When the Star talked with Addison about the incident, the pastor said that Graber's removal caused some tension in the church as some members left.

"If it was a heterosexual practicing adultery, it would be the same," he said. "Everyone sins. But the issue is whether you see it's a sin and make changes as a response to what you see in Scripture. The difference with Chad is that he switched from struggling with his sin to embracing it. I need to stand on Scripture."

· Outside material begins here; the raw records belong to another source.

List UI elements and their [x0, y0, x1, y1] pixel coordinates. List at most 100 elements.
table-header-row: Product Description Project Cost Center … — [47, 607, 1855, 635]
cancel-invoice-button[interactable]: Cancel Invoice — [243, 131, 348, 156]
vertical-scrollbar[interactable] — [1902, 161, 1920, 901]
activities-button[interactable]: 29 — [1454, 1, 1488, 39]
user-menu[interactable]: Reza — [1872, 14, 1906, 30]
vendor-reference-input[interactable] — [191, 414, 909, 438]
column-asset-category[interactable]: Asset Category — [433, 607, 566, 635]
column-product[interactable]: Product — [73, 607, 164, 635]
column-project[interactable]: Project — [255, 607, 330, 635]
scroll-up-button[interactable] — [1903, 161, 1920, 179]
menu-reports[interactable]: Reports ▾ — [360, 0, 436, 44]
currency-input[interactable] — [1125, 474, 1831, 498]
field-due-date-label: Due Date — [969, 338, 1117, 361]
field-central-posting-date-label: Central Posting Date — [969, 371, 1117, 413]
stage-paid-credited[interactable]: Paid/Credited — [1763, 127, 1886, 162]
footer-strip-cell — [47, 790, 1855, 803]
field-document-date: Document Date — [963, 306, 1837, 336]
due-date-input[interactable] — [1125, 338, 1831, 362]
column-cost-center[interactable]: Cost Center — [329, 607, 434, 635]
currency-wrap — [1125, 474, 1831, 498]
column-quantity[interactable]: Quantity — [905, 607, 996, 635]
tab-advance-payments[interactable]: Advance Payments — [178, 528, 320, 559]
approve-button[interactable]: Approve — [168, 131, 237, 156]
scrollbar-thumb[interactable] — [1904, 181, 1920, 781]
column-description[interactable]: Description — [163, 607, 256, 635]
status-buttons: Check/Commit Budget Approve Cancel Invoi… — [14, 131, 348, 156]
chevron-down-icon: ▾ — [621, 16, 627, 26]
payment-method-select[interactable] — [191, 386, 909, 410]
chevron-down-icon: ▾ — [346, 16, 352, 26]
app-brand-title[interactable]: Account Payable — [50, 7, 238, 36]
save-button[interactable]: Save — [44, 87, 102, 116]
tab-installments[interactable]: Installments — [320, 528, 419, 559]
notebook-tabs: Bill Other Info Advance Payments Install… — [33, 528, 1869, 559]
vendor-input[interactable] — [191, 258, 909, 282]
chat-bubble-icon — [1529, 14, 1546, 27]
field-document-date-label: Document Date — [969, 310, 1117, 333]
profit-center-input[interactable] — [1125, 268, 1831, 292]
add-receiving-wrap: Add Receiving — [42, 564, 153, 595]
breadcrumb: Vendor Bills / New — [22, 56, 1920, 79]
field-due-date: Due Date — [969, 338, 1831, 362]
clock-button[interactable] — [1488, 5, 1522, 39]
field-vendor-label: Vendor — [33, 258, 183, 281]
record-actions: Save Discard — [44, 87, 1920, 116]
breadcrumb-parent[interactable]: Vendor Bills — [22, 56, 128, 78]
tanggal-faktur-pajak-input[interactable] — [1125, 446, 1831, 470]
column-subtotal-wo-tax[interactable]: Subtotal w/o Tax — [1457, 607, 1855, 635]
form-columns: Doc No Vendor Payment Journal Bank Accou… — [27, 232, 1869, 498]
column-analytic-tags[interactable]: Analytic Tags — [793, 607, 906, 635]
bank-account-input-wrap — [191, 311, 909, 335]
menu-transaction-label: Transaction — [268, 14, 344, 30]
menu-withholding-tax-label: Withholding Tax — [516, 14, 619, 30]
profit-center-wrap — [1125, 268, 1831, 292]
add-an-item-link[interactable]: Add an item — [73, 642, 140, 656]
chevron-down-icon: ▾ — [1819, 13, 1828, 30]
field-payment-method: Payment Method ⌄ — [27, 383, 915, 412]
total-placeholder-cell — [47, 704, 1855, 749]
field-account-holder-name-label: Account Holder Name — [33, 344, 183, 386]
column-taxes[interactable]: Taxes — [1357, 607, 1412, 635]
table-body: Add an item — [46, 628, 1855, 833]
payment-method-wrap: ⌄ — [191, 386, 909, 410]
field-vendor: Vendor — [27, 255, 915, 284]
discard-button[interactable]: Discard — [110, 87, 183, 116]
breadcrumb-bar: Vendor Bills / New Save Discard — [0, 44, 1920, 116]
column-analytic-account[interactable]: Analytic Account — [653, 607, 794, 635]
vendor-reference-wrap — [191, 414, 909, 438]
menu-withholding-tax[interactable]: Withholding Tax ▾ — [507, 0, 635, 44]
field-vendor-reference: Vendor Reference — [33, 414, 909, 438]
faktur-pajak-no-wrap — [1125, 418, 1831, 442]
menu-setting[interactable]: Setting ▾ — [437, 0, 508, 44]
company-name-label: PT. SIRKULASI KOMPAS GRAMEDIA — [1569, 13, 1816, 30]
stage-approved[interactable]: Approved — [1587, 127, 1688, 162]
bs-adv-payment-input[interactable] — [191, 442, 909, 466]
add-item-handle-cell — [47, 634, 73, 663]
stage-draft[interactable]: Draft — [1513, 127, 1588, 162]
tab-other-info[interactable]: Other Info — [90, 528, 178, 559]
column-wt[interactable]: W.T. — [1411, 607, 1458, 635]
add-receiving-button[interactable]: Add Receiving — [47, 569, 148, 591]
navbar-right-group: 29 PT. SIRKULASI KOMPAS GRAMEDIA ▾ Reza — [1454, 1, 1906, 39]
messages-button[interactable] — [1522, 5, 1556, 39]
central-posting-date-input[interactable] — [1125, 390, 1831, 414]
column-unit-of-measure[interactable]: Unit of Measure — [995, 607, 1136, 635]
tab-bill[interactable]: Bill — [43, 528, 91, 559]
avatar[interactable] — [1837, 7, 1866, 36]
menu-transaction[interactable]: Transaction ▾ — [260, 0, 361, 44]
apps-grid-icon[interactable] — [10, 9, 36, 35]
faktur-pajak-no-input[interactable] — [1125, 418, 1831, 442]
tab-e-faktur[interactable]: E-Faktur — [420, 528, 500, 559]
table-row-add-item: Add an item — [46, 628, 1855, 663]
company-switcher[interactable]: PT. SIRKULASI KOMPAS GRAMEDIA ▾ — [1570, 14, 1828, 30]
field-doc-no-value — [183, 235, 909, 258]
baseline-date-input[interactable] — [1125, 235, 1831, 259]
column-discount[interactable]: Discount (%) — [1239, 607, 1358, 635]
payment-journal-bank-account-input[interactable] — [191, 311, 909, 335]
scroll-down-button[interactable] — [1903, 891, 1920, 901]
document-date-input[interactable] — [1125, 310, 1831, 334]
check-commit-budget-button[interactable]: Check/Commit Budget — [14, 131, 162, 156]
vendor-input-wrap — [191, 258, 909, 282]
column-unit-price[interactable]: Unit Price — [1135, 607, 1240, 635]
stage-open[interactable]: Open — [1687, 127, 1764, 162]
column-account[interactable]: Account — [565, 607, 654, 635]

The pastor went on to say that he wants "to be a peacemaker" and that he needs to be "willing to forgive, understand and accept their differences."

"When I say 'accept,' I can still believe that I'm 100 percent right and that you may be wrong, but I still have to accept you as a person," he told the newspaper. "The bullying, hating and ostracizing and anything along those lines is anything but Christ-like."

But Graber doesn't buy Addis' rhetoric.

"That's like someone saying they love black people but believe in slavery," he said. "Or they love women, but they fight to their dying breath to deny them the right to vote. Or they're with the Nazi party and work in the Holocaust, but they say they love Jews."

Since being booted from the church, Graber has been involved in a serious relationship and plans on starting a family. He still only plays piano at home. He has, however, found a new church that accepts him, the Unitarian Universalist Church. He says the place of worship is "where people of all faiths come together to celebrate and respect each other's spiritual journeys."

A similar incident occurred earlier this year when St. Gabriel Catholic Church in Charlotte, N.C., fired Stev Bates-Congdon, its musical director, because he married his partner in New York, EDGE reported.

Bates-Congdon said he was open about his orientation since he started working at the church in 2004 and that his partner of 23 years, Bill Bates-Congdon, was often involved in the church's musical department. But after the couple tied the knot in October 2011, the church's pastor handed the music director a note that explained he had been fired because he married a man.

"Bill and I would have pulled the plug and postponed it until some time when it wouldn't have mattered, like in retirement," Bates-Congdon said. "This was never about activism or forcing the church to make a stand - or even Bill and me making a stand. It was for the sheer joy of celebrating the fact that we could get married that we decided we would."